Argos Translate | Tutorial | Video tutorial
Argos Train trains an OpenNMT PyTorch Transformer model and a SentencePiece tokenizer and packages them with Stanza data as an Argos Translate package. Argos Translate packages, which are zip archives with a .argosmodel extension, can be used with Argos Translate, LibreTranslate, and Dot Lexicon.
Pre-trained Argos Translate packages are available for download. If you have trained packages you're willing to share please get in contact so that they can be published on the Argos Translate package index.
$ su argosopentech
$ source ~/argos-train-init
...
$ argos-train
From code (ISO 639): en
To code (ISO 639): es
From name: English
To name: Spanish
Version: 1.0
...
Package saved to /home/argosopentech/argos-train/run/en_es.argosmodel
Data from data-index.json is used for training. Argos Translate primarily uses data from the Opus project.

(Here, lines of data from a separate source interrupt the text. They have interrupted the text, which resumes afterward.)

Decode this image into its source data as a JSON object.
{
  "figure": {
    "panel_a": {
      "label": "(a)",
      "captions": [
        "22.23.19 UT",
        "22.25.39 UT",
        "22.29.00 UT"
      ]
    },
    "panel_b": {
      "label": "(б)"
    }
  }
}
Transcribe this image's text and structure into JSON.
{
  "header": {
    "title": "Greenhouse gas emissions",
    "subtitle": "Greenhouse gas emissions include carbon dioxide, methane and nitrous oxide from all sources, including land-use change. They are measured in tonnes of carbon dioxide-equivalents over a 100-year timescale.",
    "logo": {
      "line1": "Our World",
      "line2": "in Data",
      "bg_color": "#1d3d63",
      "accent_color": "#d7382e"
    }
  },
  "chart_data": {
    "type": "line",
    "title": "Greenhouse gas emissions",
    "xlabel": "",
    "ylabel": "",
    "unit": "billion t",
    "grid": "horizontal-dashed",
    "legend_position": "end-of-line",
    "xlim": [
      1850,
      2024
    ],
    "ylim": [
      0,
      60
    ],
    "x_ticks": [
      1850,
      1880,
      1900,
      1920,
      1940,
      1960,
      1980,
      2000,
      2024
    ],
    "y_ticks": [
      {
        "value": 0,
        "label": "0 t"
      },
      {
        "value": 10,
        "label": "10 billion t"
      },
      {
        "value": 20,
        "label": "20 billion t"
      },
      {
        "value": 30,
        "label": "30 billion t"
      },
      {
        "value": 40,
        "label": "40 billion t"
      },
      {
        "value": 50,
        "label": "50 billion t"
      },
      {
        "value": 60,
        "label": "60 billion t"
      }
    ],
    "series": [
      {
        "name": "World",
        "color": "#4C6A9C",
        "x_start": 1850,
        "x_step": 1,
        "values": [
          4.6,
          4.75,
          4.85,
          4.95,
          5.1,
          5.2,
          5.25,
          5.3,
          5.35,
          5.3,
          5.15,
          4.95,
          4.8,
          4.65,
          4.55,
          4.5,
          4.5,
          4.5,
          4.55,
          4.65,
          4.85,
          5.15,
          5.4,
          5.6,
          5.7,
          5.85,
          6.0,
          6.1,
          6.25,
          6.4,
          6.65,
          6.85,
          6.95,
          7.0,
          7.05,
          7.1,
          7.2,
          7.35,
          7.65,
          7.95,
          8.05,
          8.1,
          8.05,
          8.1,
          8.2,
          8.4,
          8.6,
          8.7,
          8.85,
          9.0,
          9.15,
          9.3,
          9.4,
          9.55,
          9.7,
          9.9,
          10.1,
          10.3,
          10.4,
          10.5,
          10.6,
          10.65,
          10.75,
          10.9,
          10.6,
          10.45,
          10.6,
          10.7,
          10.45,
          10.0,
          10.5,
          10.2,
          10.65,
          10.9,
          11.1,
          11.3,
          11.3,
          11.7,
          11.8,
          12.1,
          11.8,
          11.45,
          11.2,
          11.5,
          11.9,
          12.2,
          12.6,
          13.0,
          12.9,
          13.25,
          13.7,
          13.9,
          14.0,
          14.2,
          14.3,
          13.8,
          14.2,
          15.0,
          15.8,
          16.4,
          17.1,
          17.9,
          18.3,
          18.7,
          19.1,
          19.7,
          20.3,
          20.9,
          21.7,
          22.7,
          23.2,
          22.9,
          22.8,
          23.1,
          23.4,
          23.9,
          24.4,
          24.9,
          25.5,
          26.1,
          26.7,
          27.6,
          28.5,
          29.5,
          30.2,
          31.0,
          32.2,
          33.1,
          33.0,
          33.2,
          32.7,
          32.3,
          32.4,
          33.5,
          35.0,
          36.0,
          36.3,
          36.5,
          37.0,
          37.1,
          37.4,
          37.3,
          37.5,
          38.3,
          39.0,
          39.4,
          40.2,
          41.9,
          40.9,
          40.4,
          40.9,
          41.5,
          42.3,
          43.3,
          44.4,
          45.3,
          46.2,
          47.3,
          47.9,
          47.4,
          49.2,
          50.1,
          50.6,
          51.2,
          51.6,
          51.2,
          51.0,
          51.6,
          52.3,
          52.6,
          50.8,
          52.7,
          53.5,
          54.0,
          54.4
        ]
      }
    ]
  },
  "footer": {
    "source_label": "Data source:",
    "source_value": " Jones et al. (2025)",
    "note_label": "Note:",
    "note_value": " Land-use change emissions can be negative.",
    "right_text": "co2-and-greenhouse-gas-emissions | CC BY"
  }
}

To train a model with custom data add your data to data-index.json
after running argos-train-init
with a link to download your custom data package. Data packages are zipped directories with a .argosdata extension that contain a source
and target
file with parallel data in corresponding lines and a metadata.json
file.
Docker image available at argosopentech/argostrain.
docker run -it argosopentech/argostrain /bin/bash
argos-train
CUDA required, tested on vast.ai.
Licensed under either the MIT or CC0 License (same as Argos Translate).